Autism spectrum conditions (ASC) affect empathy in a way that’s frequently misunderstood. A large meta-analysis in Frontiers in Psychology found that autistic individuals show measurable difficulty with cognitive empathy, the perspective-taking side, and with empathic concern, the compassionate response to someone in distress. However, their ability to accurately identify what emotion someone else is experiencing, when tested in real time, remains intact. In fact, on self-report measures, autistic people scored higher than neurotypical individuals on empathic accuracy.

What this means in practical terms is that many autistic people feel emotions intensely, sometimes more intensely than average, but have difficulty with the initial step of reading social cues and figuring out what someone else is experiencing. Once they do understand, the emotional response is often fully present. This is essentially the opposite of the narcissistic pattern, where reading people comes easily but the emotional follow-through is missing. Alexithymia co-occurs at high rates with autism, which further complicates the picture: someone may feel a strong emotional response but be unable to identify or communicate it, which can look from the outside like indifference.

What Shapes Empathy in the Brain

The brain’s core empathy network includes the anterior cingulate cortex, the middle cingulate cortex, and the insula on both sides. These regions activate consistently during tasks that require feeling what someone else feels, especially in response to others’ pain. The medial prefrontal cortex handles the more reflective, theory-of-mind component, helping you model another person’s perspective and regulate your emotional response based on context.

The volume of the insula correlates with how strongly people experience personal distress and empathic concern in response to others. The left amygdala appears to be a shared substrate for both alexithymia and empathy impairment, acting as a junction point where difficulty processing your own emotions and difficulty processing others’ emotions overlap. This neurological connection helps explain why alexithymia and low empathy so often travel together.

Can Empathy Be Improved?

Empathy is partly dispositional, shaped by genetics and brain structure, but it’s also partly a skill that responds to practice. Structured empathy education programs, like the Activating Empathy Program developed through a collaboration between Penn State and the National University of Ireland Galway, use guided group exercises over repeated sessions to help people practice perspective-taking, recognize the link between empathy and relationships, and build prosocial habits.
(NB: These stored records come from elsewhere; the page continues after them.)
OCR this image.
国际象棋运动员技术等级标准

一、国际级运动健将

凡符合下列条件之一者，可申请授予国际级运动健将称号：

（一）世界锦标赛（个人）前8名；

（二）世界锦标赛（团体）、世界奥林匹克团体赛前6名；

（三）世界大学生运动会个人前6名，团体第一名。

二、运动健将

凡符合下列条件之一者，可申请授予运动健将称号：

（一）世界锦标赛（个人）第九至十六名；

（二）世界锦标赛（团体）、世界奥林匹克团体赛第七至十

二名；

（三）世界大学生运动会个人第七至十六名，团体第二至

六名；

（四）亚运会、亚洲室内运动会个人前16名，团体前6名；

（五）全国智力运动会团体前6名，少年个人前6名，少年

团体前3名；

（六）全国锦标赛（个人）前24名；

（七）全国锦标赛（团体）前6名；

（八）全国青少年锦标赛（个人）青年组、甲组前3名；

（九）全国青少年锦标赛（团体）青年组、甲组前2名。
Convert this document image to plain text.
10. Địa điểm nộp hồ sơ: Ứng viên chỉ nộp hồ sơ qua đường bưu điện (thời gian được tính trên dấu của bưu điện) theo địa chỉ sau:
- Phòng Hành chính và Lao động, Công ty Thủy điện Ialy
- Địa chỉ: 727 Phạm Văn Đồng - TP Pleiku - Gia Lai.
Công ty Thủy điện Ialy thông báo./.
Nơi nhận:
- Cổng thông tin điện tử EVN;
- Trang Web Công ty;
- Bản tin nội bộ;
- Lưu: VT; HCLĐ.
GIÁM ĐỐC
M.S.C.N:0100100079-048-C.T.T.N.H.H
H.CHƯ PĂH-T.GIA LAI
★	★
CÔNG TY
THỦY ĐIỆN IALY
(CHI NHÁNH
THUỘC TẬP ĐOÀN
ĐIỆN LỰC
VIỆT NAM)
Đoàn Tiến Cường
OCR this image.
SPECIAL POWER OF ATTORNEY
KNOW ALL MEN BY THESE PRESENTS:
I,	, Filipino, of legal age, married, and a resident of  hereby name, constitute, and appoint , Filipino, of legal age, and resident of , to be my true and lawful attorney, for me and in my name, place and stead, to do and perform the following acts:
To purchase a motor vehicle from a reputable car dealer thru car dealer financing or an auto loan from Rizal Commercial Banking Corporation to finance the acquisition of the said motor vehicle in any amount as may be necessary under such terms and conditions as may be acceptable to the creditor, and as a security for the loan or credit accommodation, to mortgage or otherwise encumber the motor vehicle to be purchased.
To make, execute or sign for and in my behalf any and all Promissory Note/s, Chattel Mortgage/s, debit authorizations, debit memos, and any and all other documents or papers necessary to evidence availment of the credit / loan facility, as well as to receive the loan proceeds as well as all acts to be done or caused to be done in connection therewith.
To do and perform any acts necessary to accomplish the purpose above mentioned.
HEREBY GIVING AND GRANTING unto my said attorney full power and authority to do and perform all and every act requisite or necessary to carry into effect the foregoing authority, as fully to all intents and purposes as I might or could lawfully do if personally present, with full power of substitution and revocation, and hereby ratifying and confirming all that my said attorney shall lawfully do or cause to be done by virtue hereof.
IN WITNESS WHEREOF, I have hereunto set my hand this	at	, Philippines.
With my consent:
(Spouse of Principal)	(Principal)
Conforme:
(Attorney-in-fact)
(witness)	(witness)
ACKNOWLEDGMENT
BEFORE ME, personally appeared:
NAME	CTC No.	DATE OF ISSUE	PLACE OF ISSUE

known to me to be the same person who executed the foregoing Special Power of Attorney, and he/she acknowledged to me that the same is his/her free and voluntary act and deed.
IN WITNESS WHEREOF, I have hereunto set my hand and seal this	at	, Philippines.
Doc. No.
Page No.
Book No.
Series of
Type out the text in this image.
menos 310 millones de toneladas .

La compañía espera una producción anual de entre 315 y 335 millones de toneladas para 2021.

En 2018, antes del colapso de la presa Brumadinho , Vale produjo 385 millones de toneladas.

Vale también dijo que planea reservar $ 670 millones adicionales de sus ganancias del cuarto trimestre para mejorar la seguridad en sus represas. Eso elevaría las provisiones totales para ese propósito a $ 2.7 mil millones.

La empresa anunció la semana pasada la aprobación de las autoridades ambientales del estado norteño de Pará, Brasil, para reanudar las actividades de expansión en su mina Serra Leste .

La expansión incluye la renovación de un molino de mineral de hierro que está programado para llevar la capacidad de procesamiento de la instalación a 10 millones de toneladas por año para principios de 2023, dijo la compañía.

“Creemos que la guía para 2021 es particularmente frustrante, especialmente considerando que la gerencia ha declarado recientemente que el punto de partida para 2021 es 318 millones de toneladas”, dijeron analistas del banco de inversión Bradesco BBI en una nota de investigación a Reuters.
These programs are designed primarily for young people and focus on activating empathy skills that may be underdeveloped rather than absent.

For clinical populations, therapeutic approaches vary by condition. Mentalization-based therapy helps people build the capacity to understand their own and others’ mental states, a skill that’s central to cognitive empathy. For alexithymia, therapy often focuses first on the foundational step of learning to notice and label one’s own emotions before attempting to engage with others’. The degree of improvement depends heavily on the underlying condition. Empathy deficits rooted in personality disorders are generally harder to shift than those linked to alexithymia or autism, where the emotional capacity is often present but the processing pathway needs support.